Two phase dielectric cooling has one big attraction, which is if you design it right, which is the gas goes up and the liquid comes down, in many cases, you can actually avoid pumps. So cooling the pumps is avoiding one key failure point and reduces power. In addition, you don't need antibacterial treatment. Nothing grows in a two phase dielectric. And if there was a leak, it kind of evaporates, but it certainly doesn't cause any kind of water damage. Now, the chemical interactions are minimized if it's a closed loop system. In other words, everything is stainless steel. That's predictable. It gets much harder in the immersion tank.
And this is kind of a picture of what happens between the manifold and the so-called CDU. The CDU is the heat exchanger. If it's water-based, you need pumps on both sides, of course, to keep the water moving along.
And this is what's in one of the CDUs. You know, a lot of little parts that have to work.
If you do two phase with on the secondary in the primary water loop, you can actually put the heat exchanger system on top of the rack and it may work without pumps.
But the bottom line is on the primary cooling site, water coolers are very efficient, but they assume you have abundant water. In any area where there's no abundant water, you can try adiabatic coolers, which save about 80% of that water, or you have to go to dry coolers, which work best if the climate is cold, or you just do two phase, which doesn't need any water, of course.
And this is a picture of a two-phase primary system, which uses a water secondary system. And there's no pumps in the system going up to the roof to exchange the heat with the environment.
So the bottom line is liquid cooling is more complex than air cooling. No question about that. It takes a lot of time of upfront planning, investment, validation of components. Today this has been a fairly unique design process, and we need to get ready for mass production here.

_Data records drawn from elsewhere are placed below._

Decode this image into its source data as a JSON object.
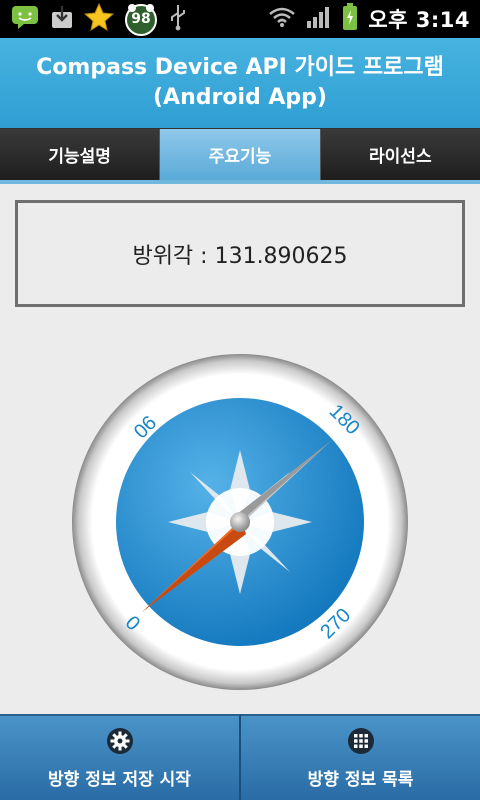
{
  "status_bar": {
    "icons": [
      "message-icon",
      "download-icon",
      "star-icon",
      "badge-icon",
      "usb-icon",
      "wifi-icon",
      "signal-icon",
      "battery-icon"
    ],
    "badge_count": "98",
    "time": "오후 3:14"
  },
  "header": {
    "title_line1": "Compass Device API 가이드 프로그램",
    "title_line2": "(Android App)"
  },
  "tabs": [
    {
      "label": "기능설명",
      "active": false
    },
    {
      "label": "주요기능",
      "active": true
    },
    {
      "label": "라이선스",
      "active": false
    }
  ],
  "azimuth": {
    "text": "방위각 : 131.890625"
  },
  "compass": {
    "labels": [
      "0",
      "90",
      "180",
      "270"
    ],
    "colors": {
      "dial": "#1f8fd1",
      "needle_north": "#e8581c",
      "needle_south": "#b9b9b9"
    }
  },
  "bottom": {
    "start_button": "방향 정보 저장 시작",
    "list_button": "방향 정보 목록"
  }
}
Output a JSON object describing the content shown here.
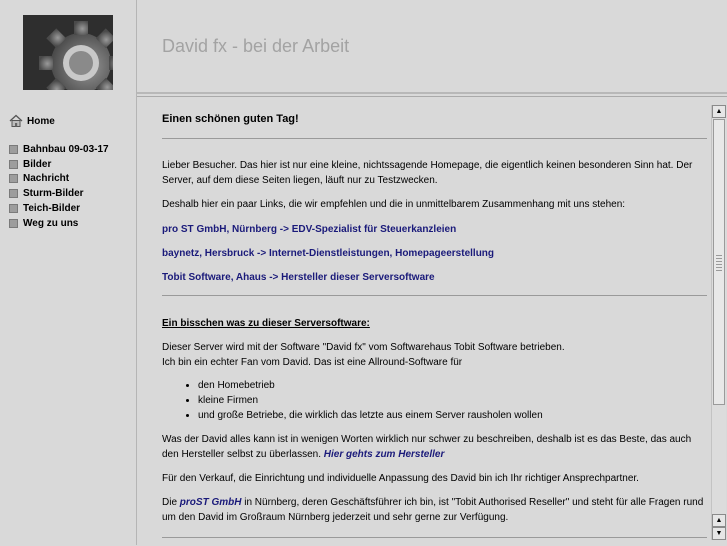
{
  "sidebar": {
    "home_label": "Home",
    "items": [
      {
        "label": "Bahnbau 09-03-17"
      },
      {
        "label": "Bilder"
      },
      {
        "label": "Nachricht"
      },
      {
        "label": "Sturm-Bilder"
      },
      {
        "label": "Teich-Bilder"
      },
      {
        "label": "Weg zu uns"
      }
    ]
  },
  "header": {
    "title": "David fx - bei der Arbeit"
  },
  "main": {
    "greeting": "Einen schönen guten Tag!",
    "intro": "Lieber Besucher. Das hier ist nur eine kleine, nichtssagende Homepage, die eigentlich keinen besonderen Sinn hat. Der Server, auf dem diese Seiten liegen, läuft nur zu Testzwecken.",
    "links_intro": "Deshalb hier ein paar Links, die wir empfehlen und die in unmittelbarem Zusammenhang mit uns stehen:",
    "links": [
      {
        "label": "pro ST GmbH, Nürnberg  ->  EDV-Spezialist für Steuerkanzleien"
      },
      {
        "label": "baynetz, Hersbruck  ->  Internet-Dienstleistungen, Homepageerstellung"
      },
      {
        "label": "Tobit Software, Ahaus -> Hersteller dieser Serversoftware"
      }
    ],
    "section_title": "Ein bisschen was zu dieser Serversoftware:",
    "software_p1_line1": "Dieser Server wird mit der Software \"David fx\" vom Softwarehaus Tobit Software betrieben.",
    "software_p1_line2": "Ich bin ein echter Fan vom David. Das ist eine Allround-Software für",
    "bullets": [
      "den Homebetrieb",
      "kleine Firmen",
      "und große Betriebe, die wirklich das letzte aus einem Server rausholen wollen"
    ],
    "software_p2": "Was der David alles kann ist in wenigen Worten wirklich nur schwer zu beschreiben, deshalb ist es das Beste, das auch den Hersteller selbst zu überlassen.",
    "hersteller_link": "Hier gehts zum Hersteller",
    "software_p3": "Für den Verkauf, die Einrichtung und individuelle Anpassung des David bin ich Ihr richtiger Ansprechpartner.",
    "software_p4_pre": "Die ",
    "software_p4_link": "proST GmbH",
    "software_p4_post": " in Nürnberg, deren Geschäftsführer ich bin, ist \"Tobit Authorised Reseller\" und steht für alle Fragen rund um den David im Großraum Nürnberg jederzeit und sehr gerne zur Verfügung."
  },
  "icons": {
    "home": "house-icon",
    "scroll_up": "arrow-up-icon",
    "scroll_down": "arrow-down-icon",
    "logo": "gear-icon"
  }
}
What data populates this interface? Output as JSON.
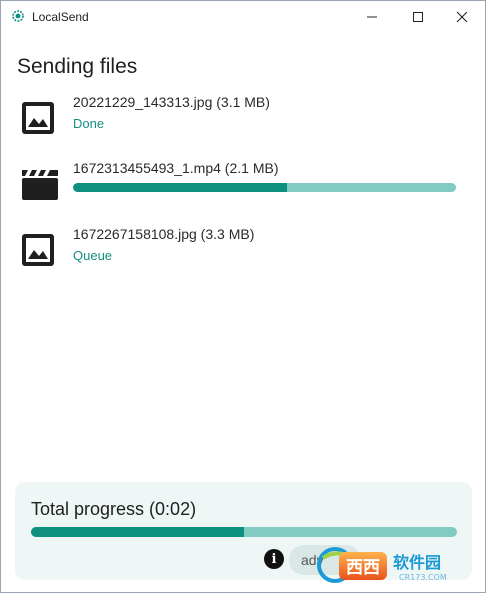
{
  "window": {
    "title": "LocalSend",
    "controls": {
      "minimize_icon": "minimize-icon",
      "maximize_icon": "maximize-icon",
      "close_icon": "close-icon"
    }
  },
  "heading": "Sending files",
  "files": [
    {
      "name": "20221229_143313.jpg (3.1 MB)",
      "icon": "image-icon",
      "status": "Done",
      "progress": null
    },
    {
      "name": "1672313455493_1.mp4 (2.1 MB)",
      "icon": "video-clapper-icon",
      "status": null,
      "progress": 0.56
    },
    {
      "name": "1672267158108.jpg (3.3 MB)",
      "icon": "image-icon",
      "status": "Queue",
      "progress": null
    }
  ],
  "total": {
    "label": "Total progress (0:02)",
    "progress": 0.5
  },
  "footer": {
    "info_label": "i",
    "advanced_label": "adv"
  },
  "colors": {
    "accent": "#0f8f80",
    "track": "#82cbc2",
    "panel": "#eef6f6"
  },
  "watermark": {
    "brand": "西西软件园",
    "url": "CR173.COM"
  }
}
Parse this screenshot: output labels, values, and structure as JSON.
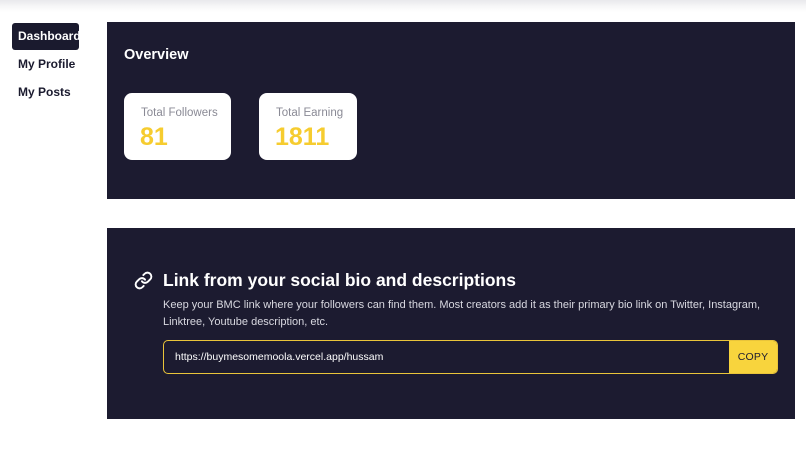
{
  "sidebar": {
    "items": [
      {
        "label": "Dashboard",
        "active": true
      },
      {
        "label": "My Profile",
        "active": false
      },
      {
        "label": "My Posts",
        "active": false
      }
    ]
  },
  "overview": {
    "title": "Overview",
    "stats": [
      {
        "label": "Total Followers",
        "value": "81"
      },
      {
        "label": "Total Earning",
        "value": "1811"
      }
    ]
  },
  "bio_link": {
    "icon": "link-icon",
    "title": "Link from your social bio and descriptions",
    "description": "Keep your BMC link where your followers can find them. Most creators add it as their primary bio link on Twitter, Instagram, Linktree, Youtube description, etc.",
    "url": "https://buymesomemoola.vercel.app/hussam",
    "copy_label": "COPY"
  },
  "colors": {
    "panel_bg": "#1c1b30",
    "accent": "#f6cc2f",
    "nav_active_bg": "#1a1a2e"
  }
}
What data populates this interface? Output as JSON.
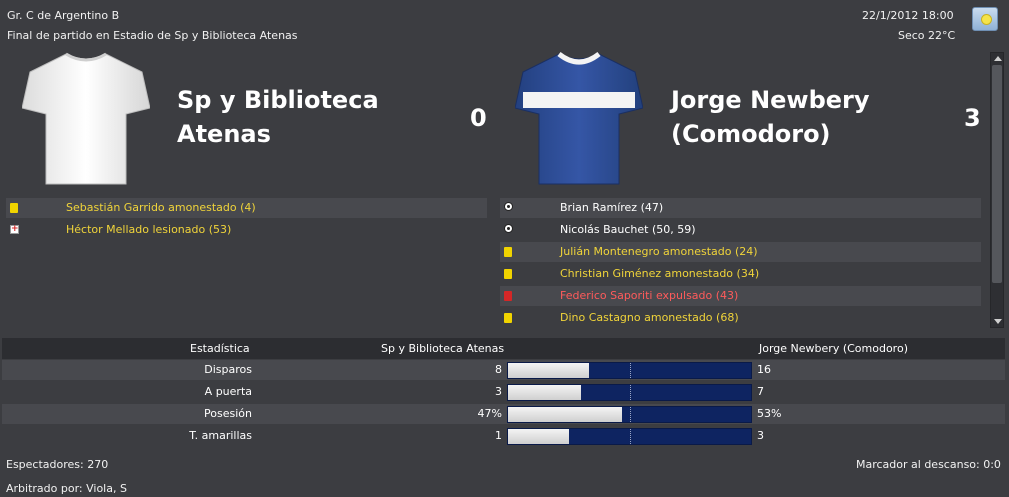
{
  "header": {
    "competition": "Gr. C de Argentino B",
    "match_status": "Final de partido en Estadio de Sp y Biblioteca Atenas",
    "datetime": "22/1/2012 18:00",
    "weather": "Seco 22°C",
    "weather_icon": "sun-icon"
  },
  "home": {
    "name_line1": "Sp y Biblioteca",
    "name_line2": "Atenas",
    "score": "0",
    "shirt_color": "#f2f2f2",
    "events": [
      {
        "type": "yellow-card",
        "text": "Sebastián Garrido amonestado (4)",
        "color": "yellow"
      },
      {
        "type": "injury",
        "text": "Héctor Mellado lesionado (53)",
        "color": "yellow"
      }
    ]
  },
  "away": {
    "name_line1": "Jorge Newbery",
    "name_line2": "(Comodoro)",
    "score": "3",
    "shirt_color": "#2a4a9c",
    "events": [
      {
        "type": "goal",
        "text": "Brian Ramírez (47)",
        "color": "white"
      },
      {
        "type": "goal",
        "text": "Nicolás Bauchet (50, 59)",
        "color": "white"
      },
      {
        "type": "yellow-card",
        "text": "Julián Montenegro amonestado (24)",
        "color": "yellow"
      },
      {
        "type": "yellow-card",
        "text": "Christian Giménez amonestado (34)",
        "color": "yellow"
      },
      {
        "type": "red-card",
        "text": "Federico Saporiti expulsado (43)",
        "color": "red"
      },
      {
        "type": "yellow-card",
        "text": "Dino Castagno amonestado (68)",
        "color": "yellow"
      }
    ]
  },
  "stats": {
    "header_label": "Estadística",
    "header_home": "Sp y Biblioteca Atenas",
    "header_away": "Jorge Newbery (Comodoro)",
    "rows": [
      {
        "label": "Disparos",
        "home": "8",
        "away": "16",
        "home_share": 0.333
      },
      {
        "label": "A puerta",
        "home": "3",
        "away": "7",
        "home_share": 0.3
      },
      {
        "label": "Posesión",
        "home": "47%",
        "away": "53%",
        "home_share": 0.47
      },
      {
        "label": "T. amarillas",
        "home": "1",
        "away": "3",
        "home_share": 0.25
      }
    ]
  },
  "footer": {
    "attendance": "Espectadores: 270",
    "halftime": "Marcador al descanso: 0:0",
    "referee": "Arbitrado por: Viola, S"
  },
  "colors": {
    "background": "#3c3d41",
    "yellow_text": "#f0d43a",
    "red_text": "#ff5b5b",
    "bar_home": "#e6e6e6",
    "bar_away": "#0e2461"
  }
}
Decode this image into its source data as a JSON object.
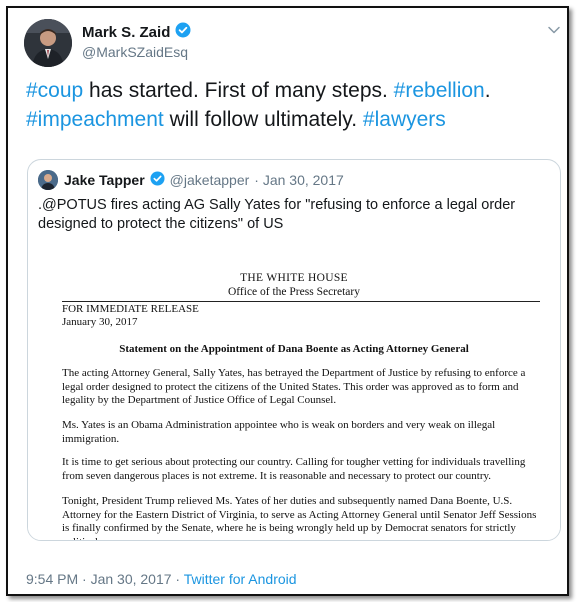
{
  "tweet": {
    "author_name": "Mark S. Zaid",
    "author_handle": "@MarkSZaidEsq",
    "body": {
      "tag1": "#coup",
      "text1": " has started. First of many steps. ",
      "tag2": "#rebellion",
      "text2": ".",
      "tag3": "#impeachment",
      "text3": " will follow ultimately. ",
      "tag4": "#lawyers"
    },
    "footer": {
      "time": "9:54 PM · Jan 30, 2017 · ",
      "source": "Twitter for Android"
    }
  },
  "quoted_tweet": {
    "author_name": "Jake Tapper",
    "author_handle": "@jaketapper",
    "date": "· Jan 30, 2017",
    "text": ".@POTUS fires acting AG Sally Yates  for \"refusing to enforce a legal order designed to protect the citizens\" of US",
    "document": {
      "header": "THE WHITE HOUSE",
      "office": "Office of the Press Secretary",
      "release": "FOR IMMEDIATE RELEASE",
      "date": "January 30, 2017",
      "statement_title": "Statement on the Appointment of Dana Boente as Acting Attorney General",
      "p1": "The acting Attorney General, Sally Yates, has betrayed the Department of Justice by refusing to enforce a legal order designed to protect the citizens of the United States. This order was approved as to form and legality by the Department of Justice Office of Legal Counsel.",
      "p2": "Ms. Yates is an Obama Administration appointee who is weak on borders and very weak on illegal immigration.",
      "p3": "It is time to get serious about protecting our country. Calling for tougher vetting for individuals travelling from seven dangerous places is not extreme. It is reasonable and necessary to protect our country.",
      "p4": "Tonight, President Trump relieved Ms. Yates of her duties and subsequently named Dana Boente, U.S. Attorney for the Eastern District of Virginia, to serve as Acting Attorney General until Senator Jeff Sessions is finally confirmed by the Senate, where he is being wrongly held up by Democrat senators for strictly political reasons."
    }
  },
  "colors": {
    "link": "#1b95e0",
    "verified": "#1da1f2",
    "muted": "#657786"
  }
}
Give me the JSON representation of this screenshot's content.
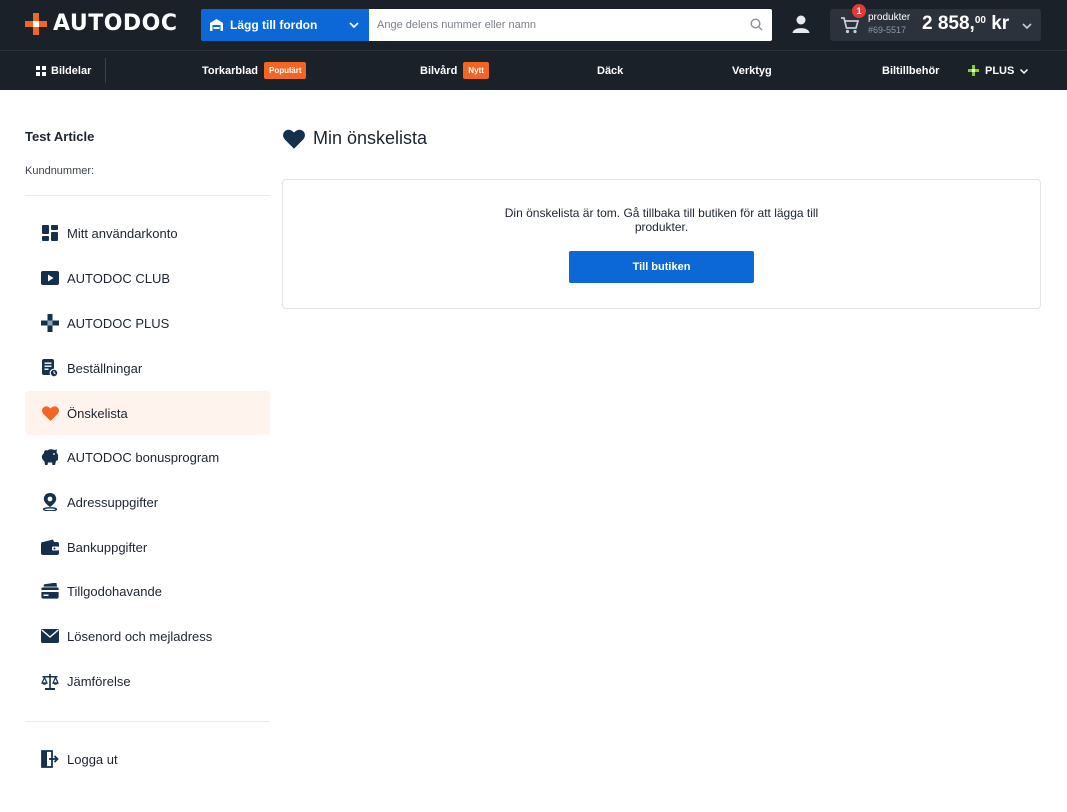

So in my mind, Open Compute will play a very important role here to validate these types of solutions and to, oh, sorry, I was going to mention there are 30 talks at OCP today, tomorrow, and on Thursday, that if you're interested in liquid cooling, please pay attention to all in aqua color on the schedule.
And then there was many documents published by Open Compute contributors over the years. I think over the last four to five years, that are great reading for those of you who are not kept up with these things. And I wanted to thank all the people who contributed to both the working groups and all of these documents that are kind of the basis of what we know today about liquid cooling. And I think this was my last slide.
Do we have room for questions? Two minutes past, but do you want to do two questions? Two questions, okay.
I think there's the mics at the... Can we get the mic going here?
Yeah, that's a much harder question to answer, because this comes back to how much work is accomplished per power, right? The one thing that's clear is that liquid cooling saves power. So compared to air cooling, which uses fans to move air around, it is lower power. But the productivity or the efficiency of the silicon itself is in the design of the chip and the process technology, and how one can optimize that. So I'm afraid I can answer this better. But one thing I wanted to mention here is that when OCP started, it actually started around the notion of a rack. Back then, it was the triple-wide rack and getting rid of unnecessary complexity. And I feel a little bit like we're back to that stage with liquid-cooled racks. Today, liquid-cooled racks are fairly complicated, and some of the Windows peps make it out to be more complex than they need to be. But we need to simplify it and make it like the equivalent of the original air-cooled rack, except it's now all liquid. So that's my hope for OCP going forward.